Massachusetts Agricultural Census 2012

Farm Sizes Remain Constant

Although the state of Massachusetts saw an increase of nearly 27 percent in the number of farms from 2002 to 2007, not all farm classifications were affected equally. The percentages of smaller farms, those in the categories 179 acres and smaller all increased (Figure 3.3). The percentage of farms in the 180-499 acre range stayed virtually the same between 2002 and 2007. The percentages of large farms, those of 500 acres and more, decreased between 2002 and 2007.

Cited previously: Most Farms are Small Farms.
Cited previously: Distribution of Farms in Massachusetts Counties

Farms that were 1,000 or more acres in size took on the biggest increase of over 14 percent.

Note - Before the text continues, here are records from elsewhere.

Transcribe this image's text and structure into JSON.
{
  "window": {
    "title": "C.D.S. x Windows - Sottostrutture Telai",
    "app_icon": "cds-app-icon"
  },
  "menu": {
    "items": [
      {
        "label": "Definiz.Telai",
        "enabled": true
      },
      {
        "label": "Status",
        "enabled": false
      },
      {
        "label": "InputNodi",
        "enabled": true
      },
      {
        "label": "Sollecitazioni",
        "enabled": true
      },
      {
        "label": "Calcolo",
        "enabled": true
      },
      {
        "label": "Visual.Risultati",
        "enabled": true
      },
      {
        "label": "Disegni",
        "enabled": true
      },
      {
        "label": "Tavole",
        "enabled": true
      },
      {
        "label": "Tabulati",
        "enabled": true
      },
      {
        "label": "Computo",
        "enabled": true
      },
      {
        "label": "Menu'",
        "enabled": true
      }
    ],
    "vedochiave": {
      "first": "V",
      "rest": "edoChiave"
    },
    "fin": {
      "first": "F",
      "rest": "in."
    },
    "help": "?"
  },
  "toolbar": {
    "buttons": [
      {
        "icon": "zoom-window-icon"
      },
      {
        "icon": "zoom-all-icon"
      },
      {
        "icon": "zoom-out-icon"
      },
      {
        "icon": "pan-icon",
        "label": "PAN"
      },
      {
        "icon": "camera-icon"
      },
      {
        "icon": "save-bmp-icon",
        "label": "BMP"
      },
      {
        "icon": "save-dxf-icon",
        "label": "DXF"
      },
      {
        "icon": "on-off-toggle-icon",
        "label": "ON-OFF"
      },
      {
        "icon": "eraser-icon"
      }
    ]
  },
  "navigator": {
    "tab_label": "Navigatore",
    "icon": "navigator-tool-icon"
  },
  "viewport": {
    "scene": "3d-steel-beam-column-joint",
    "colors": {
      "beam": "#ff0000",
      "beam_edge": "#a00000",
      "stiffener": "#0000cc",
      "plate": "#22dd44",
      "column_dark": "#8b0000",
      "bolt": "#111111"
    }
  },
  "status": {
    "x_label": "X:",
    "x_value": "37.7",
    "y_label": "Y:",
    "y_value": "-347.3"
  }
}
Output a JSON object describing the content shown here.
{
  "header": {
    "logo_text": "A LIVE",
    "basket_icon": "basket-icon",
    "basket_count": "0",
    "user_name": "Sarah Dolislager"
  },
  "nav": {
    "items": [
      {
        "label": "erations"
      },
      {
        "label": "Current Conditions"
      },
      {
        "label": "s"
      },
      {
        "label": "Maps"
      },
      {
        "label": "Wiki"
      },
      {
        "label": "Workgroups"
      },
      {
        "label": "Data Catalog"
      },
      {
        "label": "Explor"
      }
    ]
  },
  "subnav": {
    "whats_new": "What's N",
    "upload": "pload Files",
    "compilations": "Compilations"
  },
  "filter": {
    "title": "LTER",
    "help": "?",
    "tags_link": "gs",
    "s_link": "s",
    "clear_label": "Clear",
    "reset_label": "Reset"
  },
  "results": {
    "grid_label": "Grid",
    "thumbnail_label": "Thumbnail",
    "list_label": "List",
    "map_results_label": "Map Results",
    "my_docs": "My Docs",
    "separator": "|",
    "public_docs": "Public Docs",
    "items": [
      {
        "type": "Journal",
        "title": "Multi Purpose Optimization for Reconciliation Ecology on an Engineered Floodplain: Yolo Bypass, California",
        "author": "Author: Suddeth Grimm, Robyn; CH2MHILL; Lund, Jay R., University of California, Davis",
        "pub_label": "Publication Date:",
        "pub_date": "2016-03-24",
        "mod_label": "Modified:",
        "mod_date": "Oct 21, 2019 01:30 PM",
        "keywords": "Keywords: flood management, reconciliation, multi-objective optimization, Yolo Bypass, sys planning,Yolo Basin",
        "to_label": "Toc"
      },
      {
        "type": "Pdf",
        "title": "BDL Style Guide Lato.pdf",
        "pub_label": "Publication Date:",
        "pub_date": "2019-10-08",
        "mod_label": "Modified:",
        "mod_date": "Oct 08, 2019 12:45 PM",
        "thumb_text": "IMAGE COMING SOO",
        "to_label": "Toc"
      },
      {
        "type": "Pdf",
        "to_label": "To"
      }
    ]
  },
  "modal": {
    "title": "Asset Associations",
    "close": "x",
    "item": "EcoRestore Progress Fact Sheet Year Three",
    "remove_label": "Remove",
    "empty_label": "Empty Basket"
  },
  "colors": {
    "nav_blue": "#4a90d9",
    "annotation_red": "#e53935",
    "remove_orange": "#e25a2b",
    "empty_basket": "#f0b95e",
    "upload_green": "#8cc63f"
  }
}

Farms 1 to 9 acres and 10 to 49 acres in size also saw increases, between 0.9 to 5.5 percent. Although the state as a whole saw a 0.8 percent gain in the number of farms, farms sized 50 to 179 acres, 180 to 499 acres, and 500 to 999 acres actually saw a reduction in their numbers. Farms of 500 to 999 acres experienced a decrease in their numbers by 10 percent. Farms of 50 to 179 acres and 180 to 499 acres saw slightly less drastic reductions of 3.7 and 2 percent, respectively.

Although these decreases may seem significant, when taken into perspective of the distribution of farms for the entire state of Massachusetts, these decreases barely made a difference. The proportions of farms by size stayed nearly the same from 2007 to 2012. For example, farms of 1,000 acres or more increased in number by 14 percent, but changed very little when considered as a percentage of the total number of farms in the state (0.36 percent in 2007 compared to 0.41 percent in 2012.) The number of farms in the 500 to 999 acre size class declined by about 10 percent but still represents about 1 percent of all Massachusetts farms. The same is true across other categories of farms. While we saw changes in numbers, the percentages remained fairly constant, which can be seen by the distributions shown in Figure 3.3.